Me considero, al
menos, un decente jugador de cartas. No quiero presumir y decir que juego muy
bien porque pretendo cuidar las formas. Pero lo cierto es que suelo ser bastante
hábil.
Imaginen un jugador que supera la media y que siempre es un contrincante
difícil, desafiante. Ese soy yo.
Pero desde que empezó
este año, no gané ni un partido. De nada. Perdí partidos de truco, perdí
partidos de burako, perdí una cantidad de dinero considerable en el casino
(siempre jugando a las cartas)… Y, después de perder tanto, empecé a perder la
actitud y la esperanza.
Empecé a olvidar cómo era ganar.
Ahora arranco los partidos
sabiendo que voy a perder.

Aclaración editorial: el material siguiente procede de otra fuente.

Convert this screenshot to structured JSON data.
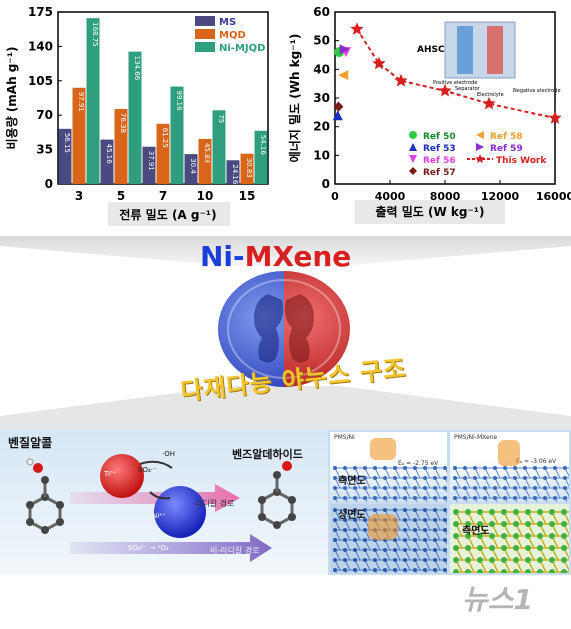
{
  "chart_data": [
    {
      "type": "bar",
      "categories": [
        "3",
        "5",
        "7",
        "10",
        "15"
      ],
      "xlabel_text": "전류 밀도",
      "xlabel_unit": "(A g⁻¹)",
      "ylabel_text": "비용량",
      "ylabel_unit": "(mAh g⁻¹)",
      "ylim": [
        0,
        175
      ],
      "yticks": [
        "0",
        "35",
        "70",
        "105",
        "140",
        "175"
      ],
      "series": [
        {
          "name": "MS",
          "color": "#4b4a80",
          "values": [
            56.15,
            45.16,
            37.91,
            30.4,
            24.16
          ],
          "labels": [
            "56.15",
            "45.16",
            "37.91",
            "30.4",
            "24.16"
          ]
        },
        {
          "name": "MQD",
          "color": "#d8651a",
          "values": [
            97.91,
            76.38,
            61.25,
            45.83,
            30.83
          ],
          "labels": [
            "97.91",
            "76.38",
            "61.25",
            "45.83",
            "30.83"
          ]
        },
        {
          "name": "Ni-MJQD",
          "color": "#2e9e7e",
          "values": [
            168.75,
            134.66,
            99.16,
            74.96,
            54.16
          ],
          "labels": [
            "168.75",
            "134.66",
            "99.16",
            "75",
            "54.16"
          ]
        }
      ]
    },
    {
      "type": "scatter",
      "xlabel_text": "출력 밀도",
      "xlabel_unit": "(W kg⁻¹)",
      "ylabel_text": "에너지 밀도",
      "ylabel_unit": "(Wh kg⁻¹)",
      "xlim": [
        0,
        16000
      ],
      "ylim": [
        0,
        60
      ],
      "xticks": [
        "0",
        "4000",
        "8000",
        "12000",
        "16000"
      ],
      "yticks": [
        "0",
        "10",
        "20",
        "30",
        "40",
        "50",
        "60"
      ],
      "inset_label": "AHSC",
      "inset_parts": [
        "Positive electrode",
        "Separator",
        "Electrolyte",
        "Negative electrode"
      ],
      "this_work": {
        "name": "This Work",
        "color": "#d62020",
        "points": [
          [
            1600,
            54
          ],
          [
            3200,
            42
          ],
          [
            4800,
            36
          ],
          [
            8000,
            32.5
          ],
          [
            11200,
            28
          ],
          [
            16000,
            23
          ]
        ]
      },
      "refs": [
        {
          "name": "Ref 50",
          "color": "#2ecc40",
          "marker": "circle",
          "points": [
            [
              300,
              46
            ]
          ]
        },
        {
          "name": "Ref 53",
          "color": "#1a2fbf",
          "marker": "triangle-up",
          "points": [
            [
              200,
              24
            ]
          ]
        },
        {
          "name": "Ref 56",
          "color": "#e040e0",
          "marker": "triangle-down",
          "points": [
            [
              800,
              46
            ]
          ]
        },
        {
          "name": "Ref 57",
          "color": "#7a1a1a",
          "marker": "diamond",
          "points": [
            [
              250,
              27
            ]
          ]
        },
        {
          "name": "Ref 58",
          "color": "#f0a030",
          "marker": "triangle-left",
          "points": [
            [
              600,
              38
            ]
          ]
        },
        {
          "name": "Ref 59",
          "color": "#8a2ad0",
          "marker": "triangle-right",
          "points": [
            [
              700,
              47
            ]
          ]
        }
      ]
    }
  ],
  "center": {
    "title_ni": "Ni-",
    "title_mxene": "MXene",
    "subtitle": "다재다능 야누스 구조"
  },
  "bottom": {
    "reactant": "벤질알콜",
    "product": "벤즈알데하이드",
    "radical_path": "라디칼 경로",
    "nonradical_path": "비-라디칼 경로",
    "species": {
      "oh": "·OH",
      "so4": "SO₄·⁻",
      "ti": "Ti³⁺",
      "ni": "Ni²⁺",
      "so4_1o2": "SO₄²⁻ → ¹O₂"
    },
    "panels": [
      {
        "tag": "PMS/Ni",
        "energy": "Eₐ = -2.75 eV",
        "view": "측면도"
      },
      {
        "tag": "PMS/Ni-MXene",
        "energy": "Eₐ = -3.06 eV",
        "view": ""
      },
      {
        "tag": "",
        "energy": "",
        "view": "상면도"
      },
      {
        "tag": "",
        "energy": "",
        "view": "측면도"
      }
    ]
  },
  "watermark": "뉴스1"
}
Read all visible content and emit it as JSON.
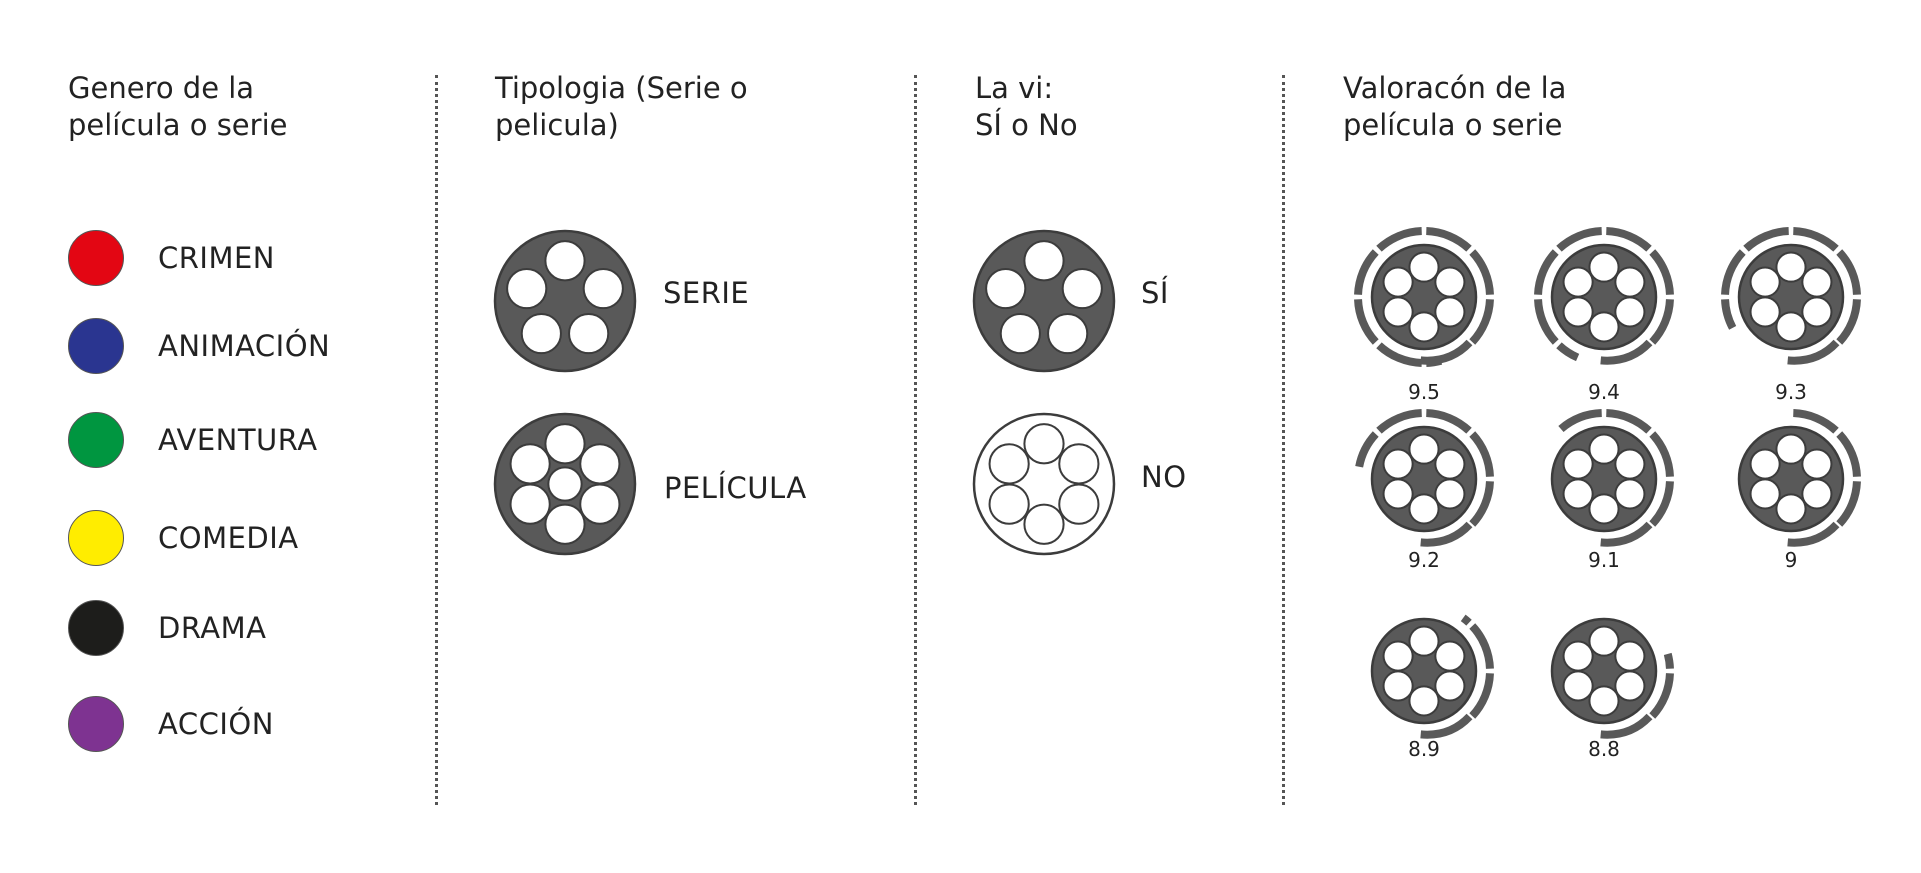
{
  "columns": {
    "genre": {
      "title_line1": "Genero de la",
      "title_line2": "película o serie"
    },
    "type": {
      "title_line1": "Tipologia (Serie o",
      "title_line2": "pelicula)"
    },
    "seen": {
      "title_line1": "La vi:",
      "title_line2": "SÍ o No"
    },
    "rating": {
      "title_line1": "Valoracón de la",
      "title_line2": "película o serie"
    }
  },
  "genres": [
    {
      "label": "CRIMEN",
      "color": "#e30613"
    },
    {
      "label": "ANIMACIÓN",
      "color": "#2a3590"
    },
    {
      "label": "AVENTURA",
      "color": "#009640"
    },
    {
      "label": "COMEDIA",
      "color": "#ffed00"
    },
    {
      "label": "DRAMA",
      "color": "#1d1d1b"
    },
    {
      "label": "ACCIÓN",
      "color": "#7e3391"
    }
  ],
  "types": [
    {
      "label": "SERIE",
      "icon": "film-reel-five-holes-icon"
    },
    {
      "label": "PELÍCULA",
      "icon": "film-reel-six-holes-icon"
    }
  ],
  "seen": [
    {
      "label": "SÍ",
      "icon": "film-reel-filled-icon"
    },
    {
      "label": "NO",
      "icon": "film-reel-outline-icon"
    }
  ],
  "ratings": [
    {
      "label": "9.5",
      "value": 9.5
    },
    {
      "label": "9.4",
      "value": 9.4
    },
    {
      "label": "9.3",
      "value": 9.3
    },
    {
      "label": "9.2",
      "value": 9.2
    },
    {
      "label": "9.1",
      "value": 9.1
    },
    {
      "label": "9",
      "value": 9.0
    },
    {
      "label": "8.9",
      "value": 8.9
    },
    {
      "label": "8.8",
      "value": 8.8
    }
  ],
  "colors": {
    "reel": "#595959",
    "reel_stroke": "#3c3c3c",
    "divider": "#555555"
  }
}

Juego por jugar, nomás. Juego y pienso en el azar,
en La música del azar (¿es casual que
justo en este momento de mi vida esté leyendo ese libro?), pienso en la
energía, pienso en Dios, pienso en cuánto tiempo más girará hacia abajo la
rueda de Ignatius Reilly (que ahora es mía…). Y también, mientras juego, me
toca pensar cosas como “yo creí que la peor carta que me podía tocar en este
momento era un 6 de diamantes, pero no, claramente era esta jota de mierda”.
Una imagen vale más
que mil palabras. Me reparten cartas jugando al burako y me salen cosas como
ésta:
O no soy un decente
jugador como me gusta creer, o estoy teniendo mucha mala suerte.
Prefiero seguir
pensando que las cartas son lo mío y que la suerte está echada.
La eché yo, no sé
cuándo. Y lo hice sin darme cuenta. Ella agarró sus cosas, se fue sin saludar,
sin decir a dónde iba y se mandó a mudar…
La sigo esperando.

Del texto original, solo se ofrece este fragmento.